L’élection de Trump a suscité de nombreux articles de sociologie politique. C’était le moins que l’on pût faire en attendant que l’Histoire nous révèle un jour comment les démocraties ont péri par le populisme, ou comment elles en ont réchappé, si cela est encore possible.

Une publication originale sur le moral et le stress des internes en médecine a logiquement attiré mon attention. Contrairement aux études qui s’intéressent à la qualité des soins, sous l’angle de la charge de travail, du manque de sommeil des soignants ou des réformes des systèmes sanitaires, celle-ci avait la rare particularité de considérer un facteur externe au monde de la santé. En effet, le classique stress médical n’empêche pas les médecins du subir aussi les tensions politiques et sociales.

Cette étude prospective de qualité, étalée sur deux ans, portait sur 2500 internes répondant quotidiennement à un questionnaire précis sur leur humeur. Les scores étaient comparés entre les 4 semaines précédant et suivant un évènement non lié à l’exercice de leur profession. Neuf évènement politiques (investiture de Trump, lois anti-musulmans, séparation des familles de migrants, etc.) et huit non politiques (championnat de base ball, ouragan, meurtres de masse, etc.) ont ainsi été analysés.

Il apparait que l’humeur et le niveau de stress de ces jeunes médecins n’ont pas été influencés par des évènements non politiques et pourtant meurtriers, mais qu’ils l’ont été lourdement par les lois conservatrices et les diverses mesures de Trump.

Doit-on en conclure que les jeunes médecins ont déjà conscience que la pathologie d’un individu est futile en regard de la pathologie d’une société ? Malgré leur faible expérience, ont-ils ont déjà compris que les inégalités sociales sont la clé de toutes les étiologies ? Réalisent-ils avec stupeur que leurs connaissances physiologiques et moléculaires sont bien dérisoires face aux maladies de civilisation ?

Beaucoup de ceux qui dissertent aujourd’hui sur les méfaits géopolitiques du ‘trumpisme’ et plus généralement du populisme n’avaient anticipé ni l’élection de Trump, ni le Brexit, ni les succès du clan Le Pen.

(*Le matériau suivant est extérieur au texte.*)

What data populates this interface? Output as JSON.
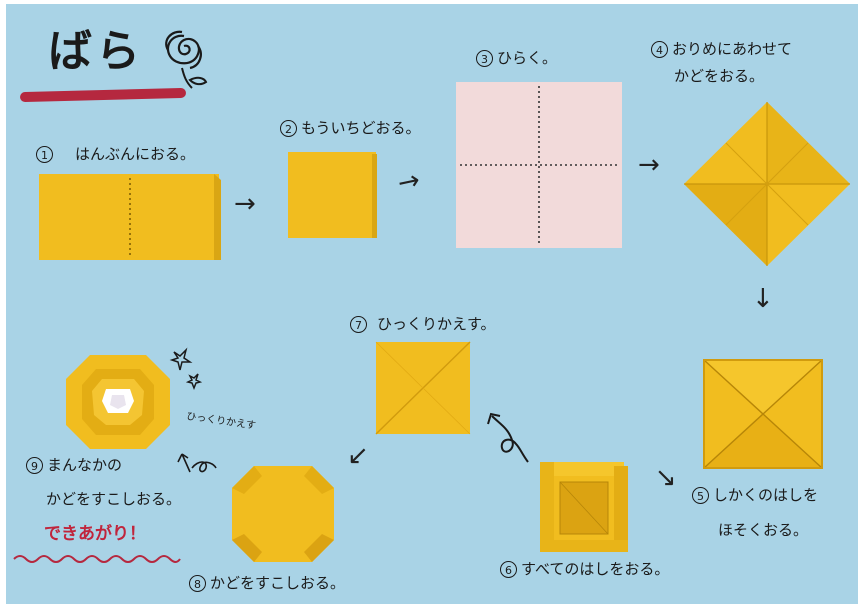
{
  "title": "ばら",
  "colors": {
    "board": "#a9d3e6",
    "paper_yellow": "#f1bd1f",
    "paper_pink": "#f2dada",
    "title_underline": "#b5283f",
    "done_text": "#c0253c"
  },
  "steps": [
    {
      "num": "1",
      "text": "はんぶんにおる。"
    },
    {
      "num": "2",
      "text": "もういちどおる。"
    },
    {
      "num": "3",
      "text": "ひらく。"
    },
    {
      "num": "4",
      "line1": "おりめにあわせて",
      "line2": "かどをおる。"
    },
    {
      "num": "5",
      "line1": "しかくのはしを",
      "line2": "ほそくおる。"
    },
    {
      "num": "6",
      "text": "すべてのはしをおる。"
    },
    {
      "num": "7",
      "text": "ひっくりかえす。"
    },
    {
      "num": "8",
      "text": "かどをすこしおる。"
    },
    {
      "num": "9",
      "line1": "まんなかの",
      "line2": "かどをすこしおる。"
    }
  ],
  "side_note": "ひっくりかえす",
  "done_text": "できあがり！"
}
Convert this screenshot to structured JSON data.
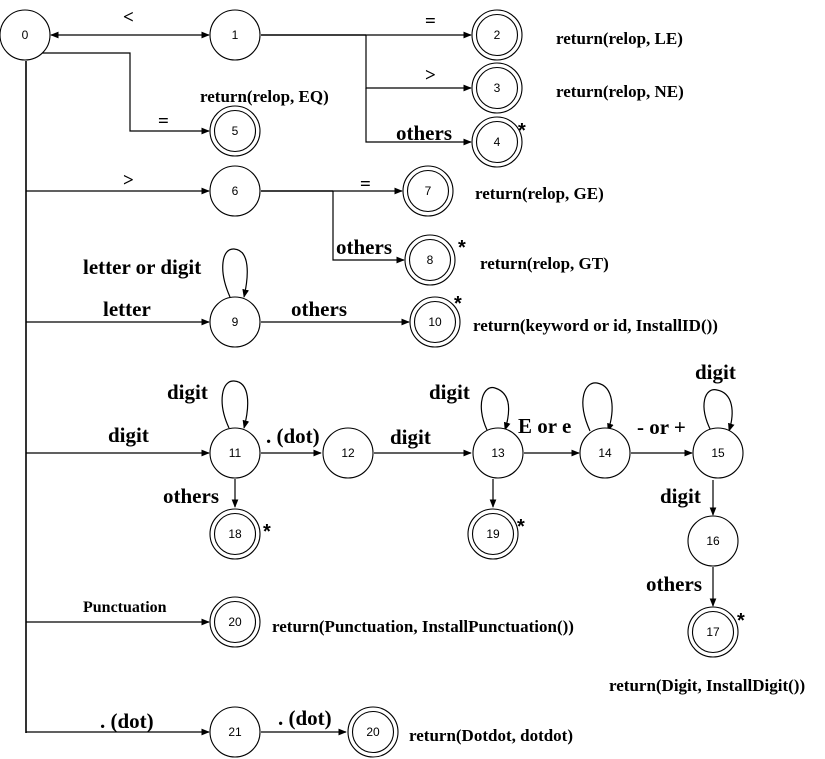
{
  "states": {
    "s0": "0",
    "s1": "1",
    "s2": "2",
    "s3": "3",
    "s4": "4",
    "s5": "5",
    "s6": "6",
    "s7": "7",
    "s8": "8",
    "s9": "9",
    "s10": "10",
    "s11": "11",
    "s12": "12",
    "s13": "13",
    "s14": "14",
    "s15": "15",
    "s16": "16",
    "s17": "17",
    "s18": "18",
    "s19": "19",
    "s20a": "20",
    "s20b": "20",
    "s21": "21"
  },
  "edge_labels": {
    "lt": "<",
    "eq_1_2": "=",
    "gt_1_3": ">",
    "others_1_4": "others",
    "eq_0_5": "=",
    "gt_0_6": ">",
    "eq_6_7": "=",
    "others_6_8": "others",
    "loop_9": "letter or digit",
    "letter": "letter",
    "others_9_10": "others",
    "loop_11": "digit",
    "digit_0_11": "digit",
    "dot_11_12": ". (dot)",
    "others_11_18": "others",
    "digit_12_13": "digit",
    "loop_13": "digit",
    "e_13_14": "E or e",
    "pm_14_15": "- or +",
    "loop_15": "digit",
    "digit_15_16": "digit",
    "others_16_17": "others",
    "punct": "Punctuation",
    "dot_0_21": ". (dot)",
    "dot_21_20": ". (dot)"
  },
  "returns": {
    "r2": "return(relop, LE)",
    "r3": "return(relop, NE)",
    "r5": "return(relop, EQ)",
    "r7": "return(relop, GE)",
    "r8": "return(relop, GT)",
    "r10": "return(keyword or id, InstallID())",
    "r20a": "return(Punctuation, InstallPunctuation())",
    "r17": "return(Digit, InstallDigit())",
    "r20b": "return(Dotdot, dotdot)"
  },
  "retract_marker": "*"
}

Aujourd’hui que la médecine se gorge de dépistage et de prévention, faut-il confier aux universités médicales le soin de développer une sémiologie du populisme pour en faire un diagnostic plus précoce ?

Il faudrait encore qu’un diagnostic précoce soit capable d’influencer favorablement le cours d’une maladie chronique. Ce qui n’est pas certain. Il faudrait enfin que le score d’humeur des soignants du populisme ne soit pas trop dégradé par ses victoires.